Although medication errors among hospitalized HIV patients still are common, the use of electronic health records can help reduce such errors, according to three studies presented at the inaugural IDWeek meeting in San Diego, Medical News Today reports (Medical News Today, 10/22).
Background
Researchers at the meeting said prescribing errors often occur when HIV patients are hospitalized for non-HIV illnesses (Susman, MedPage Today, 10/20).
Joel Gallant -- IDWeek chair for the HIV Medicine Association -- said that such patients "are at risk for serious medication errors, especially when drugs are added or changed by physicians without HIV expertise" (Medical News Today, 10/22).
Findings From Studies
A Cleveland Clinic study discussed at the meeting found that prescribing errors occurred in about 50% of the 162 HIV patients who were admitted to the hospital in a 10-month period for non-HIV related illnesses.

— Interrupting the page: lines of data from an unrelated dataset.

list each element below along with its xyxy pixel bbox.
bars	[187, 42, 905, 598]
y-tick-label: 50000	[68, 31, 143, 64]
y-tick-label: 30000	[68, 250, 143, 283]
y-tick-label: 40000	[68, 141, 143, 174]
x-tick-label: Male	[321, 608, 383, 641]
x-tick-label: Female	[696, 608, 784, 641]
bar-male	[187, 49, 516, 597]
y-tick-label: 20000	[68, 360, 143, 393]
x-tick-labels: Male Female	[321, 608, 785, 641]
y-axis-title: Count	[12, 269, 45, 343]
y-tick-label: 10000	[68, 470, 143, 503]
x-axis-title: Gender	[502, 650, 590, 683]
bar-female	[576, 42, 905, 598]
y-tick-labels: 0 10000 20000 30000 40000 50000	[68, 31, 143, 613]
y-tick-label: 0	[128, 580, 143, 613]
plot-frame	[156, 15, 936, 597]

Another study, conducted by the University of Chicago, found that EHRs helped reduce the amount of errors related to medication timing from 14 to one during an 18-month period.
The third study -- conducted at St. Mary's Health Care in Michigan -- found that use of EHRs "improved patient safety and showed a financial benefit," according to Jean Lee, a clinical pharmacist for HIV medicine at the hospital.
The Michigan study found that EHRs helped reduce medication errors among HIV patients from 16% to 1.1%, a 93% decline. The reduction saved the hospital and patients about $25,000, according to the study (MedPage Today, 10/20).
Gallant said that the three studies "emphasize the critical importance of [EHRs] and early expert consultation in hospitalized HIV-infected patients to present dangerous and costly medication errors" (Medical News Today, 10/22).